Basically what we get with Mirrors Edge is an intense urban platformer, but what really comes to mind is the free running sequence at the beginning of Casino Royale. When I first saw this, I was blown away, and could not wait until it was translated into a video game. When that didn’t happen in the Bond game I sort of gave up on ever seeing this until Mirrors Edge. Everything about Mirrors edge is so fast, and exciting that I didn’t mind that there wasn’t much variety in the gameplay or lots of gunplay.
The two major things you do in Mirrors Edge is run and jump, and occasionally disarm or shoot someone. This may sound simple, but given the amount of variables and obstacles that come into play I never lost interest at any point of playing. Guns are a very small part of the game but important, because the majority of the time you are going to be shot at, but you do very little shooting back. It’s a game all about the chases and not really about combat, the best way to approach any combat situation is to figure out how to get out of it as soon as possible. This is a refreshing idea given that some games have 10 minute firefights or battles, but here the objective is to get away.
The first thing I thought of when I saw the way Mirrors Edge looked was how stunning it looked. The colors are so vibrant, and the city is so fully realized it was just amazing to look at. The characters all look fantastic and almost photorealistic during gameplay and the anime like cut scenes are great as well.
Color is a very important part of the visual aspect of Mirrors Edge because it tells you where to go, and also represents each of the sides in the game. Red is for the runners or your side, and blue is for the cops or whoever is trying to catch you. The colors are very bright and almost overwhelming, but in the world it works perfectly.

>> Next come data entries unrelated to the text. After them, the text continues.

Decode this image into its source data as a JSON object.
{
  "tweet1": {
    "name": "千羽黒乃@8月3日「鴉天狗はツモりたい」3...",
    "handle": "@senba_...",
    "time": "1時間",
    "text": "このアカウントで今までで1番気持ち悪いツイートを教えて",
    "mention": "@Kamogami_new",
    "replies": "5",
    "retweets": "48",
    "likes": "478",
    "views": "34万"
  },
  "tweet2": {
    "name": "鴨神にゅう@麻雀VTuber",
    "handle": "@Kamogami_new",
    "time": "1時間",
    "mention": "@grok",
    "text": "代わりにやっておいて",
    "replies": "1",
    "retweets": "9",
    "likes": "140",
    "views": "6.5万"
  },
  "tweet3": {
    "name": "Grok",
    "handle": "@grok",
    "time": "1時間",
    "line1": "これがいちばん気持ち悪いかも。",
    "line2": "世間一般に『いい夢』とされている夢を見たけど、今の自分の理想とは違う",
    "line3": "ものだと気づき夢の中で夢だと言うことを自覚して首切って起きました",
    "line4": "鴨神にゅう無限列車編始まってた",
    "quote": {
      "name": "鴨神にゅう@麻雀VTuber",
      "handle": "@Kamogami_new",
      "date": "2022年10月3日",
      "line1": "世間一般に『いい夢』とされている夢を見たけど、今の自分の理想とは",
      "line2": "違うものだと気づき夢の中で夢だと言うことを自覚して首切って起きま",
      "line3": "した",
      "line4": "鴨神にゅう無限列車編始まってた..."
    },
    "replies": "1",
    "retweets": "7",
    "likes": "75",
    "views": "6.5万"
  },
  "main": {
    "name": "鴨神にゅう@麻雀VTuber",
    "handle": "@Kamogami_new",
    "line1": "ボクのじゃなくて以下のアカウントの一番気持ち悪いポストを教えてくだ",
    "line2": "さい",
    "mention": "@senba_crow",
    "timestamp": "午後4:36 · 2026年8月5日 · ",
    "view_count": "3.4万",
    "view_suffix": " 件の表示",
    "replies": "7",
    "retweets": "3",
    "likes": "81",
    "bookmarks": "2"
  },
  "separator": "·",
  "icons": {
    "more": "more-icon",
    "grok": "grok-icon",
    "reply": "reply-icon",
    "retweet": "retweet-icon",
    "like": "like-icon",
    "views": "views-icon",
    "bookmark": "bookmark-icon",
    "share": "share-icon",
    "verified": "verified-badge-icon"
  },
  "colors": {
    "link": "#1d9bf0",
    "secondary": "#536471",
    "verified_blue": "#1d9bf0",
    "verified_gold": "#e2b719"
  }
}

Speed is also represented very well through the visuals because as you leap through the air you almost feel the wind and if you unfortunately fall, it’s a long way down. The lighting is also very well done with each environment having its own sort of lighting if it is outside, inside; or in a sewer it’s all unique and interesting.
Mirrors Edge is a very fun game. Maybe not at first because it does take a little while to get used to, but once you do it’s really hard to stop playing. The intensity is cranked 90% of the time and it almost never lets up. The story would be right at home in a sci-fi movie and it is really compelling and interesting as it develops. The running never gets boring, and only gets more intense as the game goes on.
This is a game that could have been completely different and not unique with an emphasis on shooting and combat, but it would have made it so much less interesting. The thing about the lack of combat in Mirrors Edge is that you don’t really miss it once you get into the action of running. There is very little wrong with this game, but it can be a little difficult to figure out what to do, and the game is less than forgiving on the jumps.
Mirrors Edge is an intense and intensely enjoyable experience from top to bottom that manages to capture a very interesting gameplay element and perfect it. It features a great story, stunning graphics and great sound. There are very few issues and none really take away from the overall experience in any significant way. In the end Mirrors Edge, is a fantastic game, and a really great addition to any gamers’ library.